Along the way we met a German agricultural engineer who had been brought in to assess the functionality of the irrigated perimeters.  He told a story of disastrous consequences from creating the dikes (called “polders”) to contain the irrigation water.  The earthworks had attracted thousands of snakes and, afraid, people refused to work in the fields.  Crews were dispatched to kill the snakes.  As a result, rats proliferated and their holes undermined the dikes, rendering many unusable.

With those and other troubling information from our investigation we returned to Washington to cast doubt on the desirability of the Manantali and associated works, reporting:  “Our findings indicate it would be premature for the United States to make a major pledge of funds….”   We added that USAID should proceed with funding of the irrigated perimeters and the Manantali only after Congress had an opportunity for further review and could act on the proposed commitment.  

Faced with important opposition in Congress and elsewhere, the Ford Administration subsequently decided against a commitment of funds.  I gained a lifelong enemy, one of the USAID Rockefeller Prize winners, who now found his dream project stymied.  Others in the donor community went ahead, however, built the dam and constructed the other works. After reading the German minister’s statement that opens this post recently, forty-five years removed from our investigation, I did some additional research.

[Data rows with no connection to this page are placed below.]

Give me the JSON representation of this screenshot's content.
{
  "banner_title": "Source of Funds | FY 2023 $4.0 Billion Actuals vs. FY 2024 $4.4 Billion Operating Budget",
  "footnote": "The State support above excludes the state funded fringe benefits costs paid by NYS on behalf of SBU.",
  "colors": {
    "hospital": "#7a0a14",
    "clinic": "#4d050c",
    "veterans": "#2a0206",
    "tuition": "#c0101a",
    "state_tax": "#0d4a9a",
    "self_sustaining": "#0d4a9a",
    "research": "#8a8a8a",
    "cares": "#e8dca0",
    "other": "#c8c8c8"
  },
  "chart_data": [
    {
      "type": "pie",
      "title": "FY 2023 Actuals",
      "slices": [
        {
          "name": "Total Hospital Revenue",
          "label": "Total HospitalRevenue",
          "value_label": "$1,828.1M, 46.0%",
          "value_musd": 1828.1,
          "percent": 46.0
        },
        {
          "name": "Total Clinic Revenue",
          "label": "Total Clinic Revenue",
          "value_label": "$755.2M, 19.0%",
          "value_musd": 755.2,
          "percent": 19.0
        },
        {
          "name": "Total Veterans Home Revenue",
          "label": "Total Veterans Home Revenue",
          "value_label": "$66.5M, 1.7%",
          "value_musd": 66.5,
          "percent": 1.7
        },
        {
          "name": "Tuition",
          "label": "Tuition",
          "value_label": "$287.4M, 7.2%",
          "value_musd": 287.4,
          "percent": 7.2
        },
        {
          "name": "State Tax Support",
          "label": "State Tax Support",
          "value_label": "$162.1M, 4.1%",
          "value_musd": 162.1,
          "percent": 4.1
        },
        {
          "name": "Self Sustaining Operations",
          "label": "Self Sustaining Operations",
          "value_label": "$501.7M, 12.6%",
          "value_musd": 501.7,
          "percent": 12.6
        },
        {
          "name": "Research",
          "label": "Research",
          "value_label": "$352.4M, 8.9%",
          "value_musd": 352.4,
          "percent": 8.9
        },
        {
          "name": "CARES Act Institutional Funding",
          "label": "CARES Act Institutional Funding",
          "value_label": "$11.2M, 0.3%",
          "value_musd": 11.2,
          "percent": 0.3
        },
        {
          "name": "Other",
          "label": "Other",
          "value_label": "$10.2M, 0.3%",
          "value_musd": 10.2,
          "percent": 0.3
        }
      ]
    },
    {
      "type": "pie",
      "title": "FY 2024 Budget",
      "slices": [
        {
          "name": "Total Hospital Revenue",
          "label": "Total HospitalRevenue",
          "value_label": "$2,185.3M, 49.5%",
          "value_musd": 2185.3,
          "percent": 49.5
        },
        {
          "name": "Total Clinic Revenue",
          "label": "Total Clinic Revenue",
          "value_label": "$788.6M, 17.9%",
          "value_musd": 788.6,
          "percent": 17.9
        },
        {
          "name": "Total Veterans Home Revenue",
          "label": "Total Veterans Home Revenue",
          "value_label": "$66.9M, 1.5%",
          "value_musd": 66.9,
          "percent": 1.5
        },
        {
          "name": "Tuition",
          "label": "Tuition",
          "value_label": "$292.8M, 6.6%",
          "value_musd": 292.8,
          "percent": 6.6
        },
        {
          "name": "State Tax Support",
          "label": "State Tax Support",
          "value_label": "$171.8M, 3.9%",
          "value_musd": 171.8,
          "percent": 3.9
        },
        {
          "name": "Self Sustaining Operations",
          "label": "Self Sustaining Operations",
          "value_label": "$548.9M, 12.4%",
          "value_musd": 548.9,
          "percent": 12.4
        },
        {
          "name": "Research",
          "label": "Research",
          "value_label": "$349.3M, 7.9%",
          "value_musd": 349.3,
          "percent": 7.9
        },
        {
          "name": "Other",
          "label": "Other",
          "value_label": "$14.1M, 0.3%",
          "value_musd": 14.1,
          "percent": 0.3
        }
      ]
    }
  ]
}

Only the power generation of the Manantali Dam has met expectations.  However, the increased availability of power did not translate into financial benefits because the three governments involved — Senegal, Mali and Mauritania — pay only about half of the required toll for electricity.  Agricultural benefits have fallen short of expectations and cereals production in the region actually has fallen.  

More important have been the environmental and social impacts.  Incidence of waterborne disabling and sometimes fatal diseases like schistosomiasis have increased substantially.  Moreover, only a few of the 10,000 farmers turned off their ancestral lands were ever compensated with land irrigated by the Manantali reservoir.  The fears expressed in the Bureau of Reclamation study and echoed in our 1975 report had come to pass.  I take no joy in that, but have great sympathy for the disease victims and dispossessed farmers.  There is pride, however, in having helped stop American participation in “an act of economic and environmental nonsense.”

Note:  The reference for our House Foreign Affairs Committee report is “U.S. Development Projects in West Africa, Report of a Staff Survey Mission,” 94th Congress, 2nd Session, U.S. Government Printing Office, Washington, D.C., March 22, 1976.